TLC: Totale Lungenkapazität. Niedrige Werte deuten eine restriktive Lungenkrankheit.

FEV1: forcierte Einsekundenkapazität. Niedrige Werte weisen auf eine Lungenobstruktion.

FVC: bei forcierter Exspiration gemessene Vitalkapazität

FEV1/FVC-Ratio: sog. Tiffeneau index. Wenn im Tiffenau-Test FEV1 erniedrigt, aber FVC gleichbleibend ist, wird das als Zeichen einer Obstruktiven Lungenfunktionsstörung bewertet.

Ärzte der Mayo Clinic USA hatten darüber berichtet, dass etwa 10% ihrer Patienten, die sich einer Lungenfunktionsuntersuchung (LuFu) unterzogen hatten, einen nicht-spezifischen Muster zeigten: Normale totale Lungenkapazität (TLC), ein normales FEV1/FVC-Verhältnis, jedoch eine niedrige FEV1 oder FVC (oder beides). Dieses Muster ist weder klassisch obstruktiv (normales FEV1/FVC-Verhältnis) noch restriktiv (TLC normal).

Eine aktuelle Studie ging der Frage nach dem Verlauf bei Patienten mit unspezifischen LuFu-Ergebnissen.

Im Verlauf von mehreren Jahren zeigten die meisten Patienten mit unspezifischen Lungenfunktiontests keine Hinweise für obstruktive oder restriktive Erkrankungen.

Ausführlichere Daten der aktuellen Studie (1): 

Der unspezifische Lungenfunktionstest: Ein longitudinales Follow-up und dessen Ergebnisse.

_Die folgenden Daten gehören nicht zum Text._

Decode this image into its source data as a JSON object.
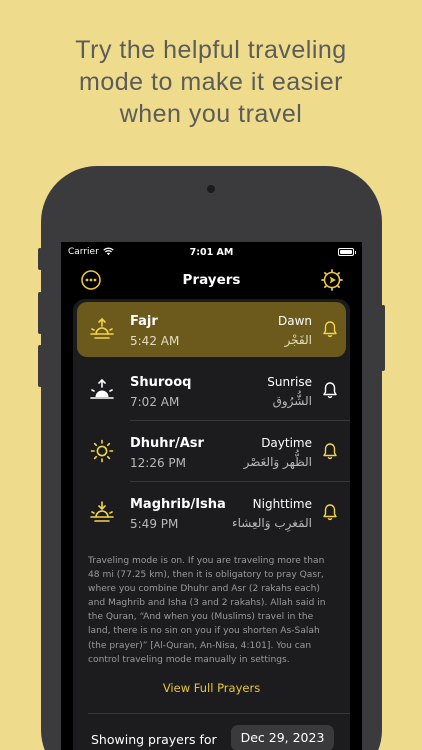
{
  "headline": {
    "line1": "Try the helpful traveling",
    "line2": "mode to make it easier",
    "line3": "when you travel"
  },
  "status_bar": {
    "carrier": "Carrier",
    "time": "7:01 AM"
  },
  "nav": {
    "title": "Prayers",
    "left_icon": "more-icon",
    "right_icon": "travel-compass-icon"
  },
  "colors": {
    "background": "#eedb8c",
    "accent": "#e7c63c",
    "active_row": "#6b5a1b"
  },
  "prayers": [
    {
      "name": "Fajr",
      "time": "5:42 AM",
      "period": "Dawn",
      "arabic": "الفَجْر",
      "icon": "dawn-icon",
      "active": true
    },
    {
      "name": "Shurooq",
      "time": "7:02 AM",
      "period": "Sunrise",
      "arabic": "الشُّرُوق",
      "icon": "sunrise-icon",
      "active": false
    },
    {
      "name": "Dhuhr/Asr",
      "time": "12:26 PM",
      "period": "Daytime",
      "arabic": "الظُّهر وَالعَصْر",
      "icon": "sun-icon",
      "active": false
    },
    {
      "name": "Maghrib/Isha",
      "time": "5:49 PM",
      "period": "Nighttime",
      "arabic": "المَغرِب وَالعِشاء",
      "icon": "sunset-icon",
      "active": false
    }
  ],
  "info_text": "Traveling mode is on. If you are traveling more than 48 mi (77.25 km), then it is obligatory to pray Qasr, where you combine Dhuhr and Asr (2 rakahs each) and Maghrib and Isha (3 and 2 rakahs). Allah said in the Quran, “And when you (Muslims) travel in the land, there is no sin on you if you shorten As-Salah (the prayer)” [Al-Quran, An-Nisa, 4:101]. You can control traveling mode manually in settings.",
  "view_full_label": "View Full Prayers",
  "showing_label": "Showing prayers for",
  "date": "Dec 29, 2023"
}
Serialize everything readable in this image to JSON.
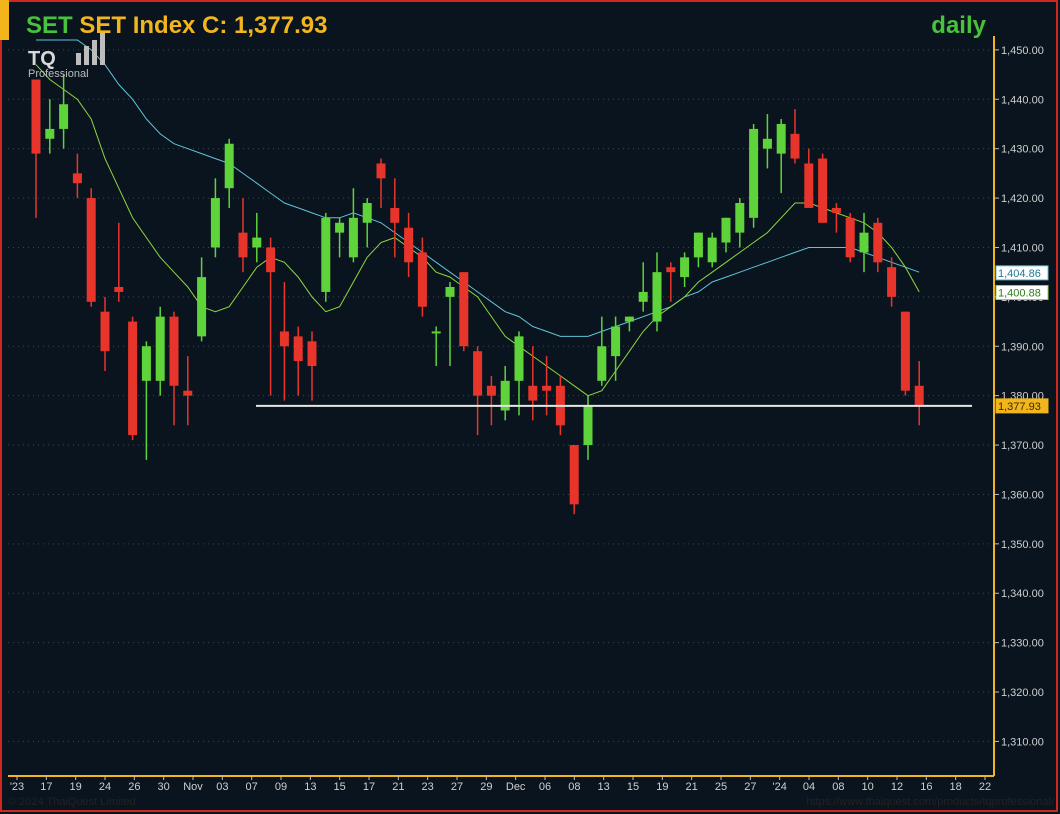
{
  "header": {
    "symbol": "SET",
    "title_rest": " SET Index C: 1,377.93",
    "period": "daily"
  },
  "logo": {
    "mark": "TQ",
    "sub": "Professional"
  },
  "footer": {
    "copyright": "© 2024 ThaiQuest Limited",
    "url": "https://www.thaiquest.com/products/tqprofessional/"
  },
  "colors": {
    "background": "#0a141e",
    "up": "#5fd33a",
    "down": "#e8352b",
    "ma_short": "#8ed83f",
    "ma_long": "#5fc4d8",
    "support_line": "#e6e6e6",
    "axis_text": "#cfcfcf",
    "title_green": "#47c23a",
    "title_gold": "#f2b51c",
    "border_red": "#d0271f"
  },
  "chart_data": {
    "type": "candlestick",
    "ylim": [
      1303,
      1452
    ],
    "y_ticks": [
      1310,
      1320,
      1330,
      1340,
      1350,
      1360,
      1370,
      1380,
      1390,
      1400,
      1410,
      1420,
      1430,
      1440,
      1450
    ],
    "x_tick_labels": [
      "'23",
      "17",
      "19",
      "24",
      "26",
      "30",
      "Nov",
      "03",
      "07",
      "09",
      "13",
      "15",
      "17",
      "21",
      "23",
      "27",
      "29",
      "Dec",
      "06",
      "08",
      "13",
      "15",
      "19",
      "21",
      "25",
      "27",
      "'24",
      "04",
      "08",
      "10",
      "12",
      "16",
      "18",
      "22"
    ],
    "price_labels": [
      {
        "value": 1404.86,
        "text": "1,404.86",
        "style": "ma_long"
      },
      {
        "value": 1400.88,
        "text": "1,400.88",
        "style": "ma_short"
      },
      {
        "value": 1377.93,
        "text": "1,377.93",
        "style": "close"
      }
    ],
    "support_level": 1377.93,
    "candles": [
      {
        "o": 1444,
        "h": 1444,
        "l": 1416,
        "c": 1429
      },
      {
        "o": 1432,
        "h": 1440,
        "l": 1429,
        "c": 1434
      },
      {
        "o": 1434,
        "h": 1445,
        "l": 1430,
        "c": 1439
      },
      {
        "o": 1425,
        "h": 1429,
        "l": 1420,
        "c": 1423
      },
      {
        "o": 1420,
        "h": 1422,
        "l": 1398,
        "c": 1399
      },
      {
        "o": 1397,
        "h": 1400,
        "l": 1385,
        "c": 1389
      },
      {
        "o": 1402,
        "h": 1415,
        "l": 1399,
        "c": 1401
      },
      {
        "o": 1395,
        "h": 1396,
        "l": 1371,
        "c": 1372
      },
      {
        "o": 1383,
        "h": 1391,
        "l": 1367,
        "c": 1390
      },
      {
        "o": 1383,
        "h": 1398,
        "l": 1380,
        "c": 1396
      },
      {
        "o": 1396,
        "h": 1397,
        "l": 1374,
        "c": 1382
      },
      {
        "o": 1381,
        "h": 1388,
        "l": 1374,
        "c": 1380
      },
      {
        "o": 1392,
        "h": 1408,
        "l": 1391,
        "c": 1404
      },
      {
        "o": 1410,
        "h": 1424,
        "l": 1408,
        "c": 1420
      },
      {
        "o": 1422,
        "h": 1432,
        "l": 1418,
        "c": 1431
      },
      {
        "o": 1413,
        "h": 1420,
        "l": 1405,
        "c": 1408
      },
      {
        "o": 1410,
        "h": 1417,
        "l": 1407,
        "c": 1412
      },
      {
        "o": 1410,
        "h": 1412,
        "l": 1380,
        "c": 1405
      },
      {
        "o": 1393,
        "h": 1403,
        "l": 1379,
        "c": 1390
      },
      {
        "o": 1392,
        "h": 1394,
        "l": 1380,
        "c": 1387
      },
      {
        "o": 1391,
        "h": 1393,
        "l": 1379,
        "c": 1386
      },
      {
        "o": 1401,
        "h": 1417,
        "l": 1399,
        "c": 1416
      },
      {
        "o": 1413,
        "h": 1416,
        "l": 1408,
        "c": 1415
      },
      {
        "o": 1408,
        "h": 1422,
        "l": 1407,
        "c": 1416
      },
      {
        "o": 1415,
        "h": 1420,
        "l": 1410,
        "c": 1419
      },
      {
        "o": 1427,
        "h": 1428,
        "l": 1418,
        "c": 1424
      },
      {
        "o": 1418,
        "h": 1424,
        "l": 1408,
        "c": 1415
      },
      {
        "o": 1414,
        "h": 1417,
        "l": 1404,
        "c": 1407
      },
      {
        "o": 1409,
        "h": 1412,
        "l": 1396,
        "c": 1398
      },
      {
        "o": 1393,
        "h": 1394,
        "l": 1386,
        "c": 1393
      },
      {
        "o": 1400,
        "h": 1403,
        "l": 1386,
        "c": 1402
      },
      {
        "o": 1405,
        "h": 1405,
        "l": 1389,
        "c": 1390
      },
      {
        "o": 1389,
        "h": 1390,
        "l": 1372,
        "c": 1380
      },
      {
        "o": 1382,
        "h": 1384,
        "l": 1374,
        "c": 1380
      },
      {
        "o": 1377,
        "h": 1386,
        "l": 1375,
        "c": 1383
      },
      {
        "o": 1383,
        "h": 1393,
        "l": 1376,
        "c": 1392
      },
      {
        "o": 1382,
        "h": 1390,
        "l": 1375,
        "c": 1379
      },
      {
        "o": 1382,
        "h": 1388,
        "l": 1376,
        "c": 1381
      },
      {
        "o": 1382,
        "h": 1384,
        "l": 1372,
        "c": 1374
      },
      {
        "o": 1370,
        "h": 1370,
        "l": 1356,
        "c": 1358
      },
      {
        "o": 1370,
        "h": 1380,
        "l": 1367,
        "c": 1378
      },
      {
        "o": 1383,
        "h": 1396,
        "l": 1382,
        "c": 1390
      },
      {
        "o": 1388,
        "h": 1396,
        "l": 1383,
        "c": 1394
      },
      {
        "o": 1395,
        "h": 1396,
        "l": 1393,
        "c": 1396
      },
      {
        "o": 1399,
        "h": 1407,
        "l": 1397,
        "c": 1401
      },
      {
        "o": 1395,
        "h": 1409,
        "l": 1393,
        "c": 1405
      },
      {
        "o": 1406,
        "h": 1407,
        "l": 1399,
        "c": 1405
      },
      {
        "o": 1404,
        "h": 1409,
        "l": 1402,
        "c": 1408
      },
      {
        "o": 1408,
        "h": 1413,
        "l": 1406,
        "c": 1413
      },
      {
        "o": 1407,
        "h": 1413,
        "l": 1406,
        "c": 1412
      },
      {
        "o": 1411,
        "h": 1416,
        "l": 1409,
        "c": 1416
      },
      {
        "o": 1413,
        "h": 1420,
        "l": 1410,
        "c": 1419
      },
      {
        "o": 1416,
        "h": 1435,
        "l": 1414,
        "c": 1434
      },
      {
        "o": 1430,
        "h": 1437,
        "l": 1426,
        "c": 1432
      },
      {
        "o": 1429,
        "h": 1436,
        "l": 1421,
        "c": 1435
      },
      {
        "o": 1433,
        "h": 1438,
        "l": 1427,
        "c": 1428
      },
      {
        "o": 1427,
        "h": 1430,
        "l": 1419,
        "c": 1418
      },
      {
        "o": 1428,
        "h": 1429,
        "l": 1415,
        "c": 1415
      },
      {
        "o": 1418,
        "h": 1419,
        "l": 1413,
        "c": 1417
      },
      {
        "o": 1416,
        "h": 1417,
        "l": 1407,
        "c": 1408
      },
      {
        "o": 1409,
        "h": 1417,
        "l": 1405,
        "c": 1413
      },
      {
        "o": 1415,
        "h": 1416,
        "l": 1405,
        "c": 1407
      },
      {
        "o": 1406,
        "h": 1408,
        "l": 1398,
        "c": 1400
      },
      {
        "o": 1397,
        "h": 1397,
        "l": 1380,
        "c": 1381
      },
      {
        "o": 1382,
        "h": 1387,
        "l": 1374,
        "c": 1377.93
      }
    ],
    "ma_short": [
      1447,
      1444,
      1442,
      1440,
      1436,
      1428,
      1422,
      1416,
      1412,
      1408,
      1405,
      1402,
      1398,
      1397,
      1398,
      1402,
      1406,
      1408,
      1407,
      1404,
      1400,
      1397,
      1398,
      1403,
      1408,
      1411,
      1412,
      1410,
      1408,
      1405,
      1404,
      1402,
      1400,
      1396,
      1392,
      1390,
      1388,
      1386,
      1384,
      1382,
      1380,
      1381,
      1385,
      1389,
      1393,
      1396,
      1398,
      1400,
      1403,
      1405,
      1407,
      1409,
      1411,
      1413,
      1416,
      1419,
      1419,
      1418,
      1417,
      1416,
      1415,
      1413,
      1410,
      1406,
      1401
    ],
    "ma_long": [
      1458,
      1456,
      1454,
      1452,
      1450,
      1447,
      1443,
      1440,
      1436,
      1433,
      1431,
      1430,
      1429,
      1428,
      1427,
      1425,
      1423,
      1421,
      1419,
      1418,
      1417,
      1416,
      1416,
      1417,
      1416,
      1415,
      1413,
      1411,
      1409,
      1407,
      1405,
      1403,
      1401,
      1399,
      1397,
      1396,
      1394,
      1393,
      1392,
      1392,
      1392,
      1393,
      1394,
      1395,
      1396,
      1397,
      1398,
      1400,
      1401,
      1403,
      1404,
      1405,
      1406,
      1407,
      1408,
      1409,
      1410,
      1410,
      1410,
      1410,
      1409,
      1408,
      1407,
      1406,
      1405
    ]
  }
}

HINTERGRUND: Das Bild der unspezifischen (NS) Lungenfunktion (PF) wird durch einen Lungenfunktions-Test (Lu-Fu) beschrieben, welcher eine normale totale Lungenkapazität (TLC), ein normales FEV1 / FVC-Verhältnis und eine niedrige FEV1, eine niedrige FVC, oder beides nachweist. Derzeit liegen keine Informationen über die langfristige Stabilität der unspezifischen Lungenfunktion vor, oder welche Variablen zu einer Veränderung zuvor unspezifischer Lu-Fu-Ergebnisse führen könnte.

 

METHODEN: Von 1990 bis 2005 identifizierten wir 1.284 Probanden mit normalen Lu-Fu-Ergebnissen bei der ersten Lu-Fu, und einem oder mehreren Follow-up-Lu-Fu-Tests 6 Monate oder länger nach dem ersten Testergebnis. Lungenvolumina, Diffusionskapazität und Spirometrie-Daten wurden analysiert. Ein multivariates, multinomiales logistisches Regressions-Modell wurde verwendet, um den Zusammenhang zwischen verschiedenen Variablen und den endgültigen Lu-Fu-Ergebnissen zu analysieren.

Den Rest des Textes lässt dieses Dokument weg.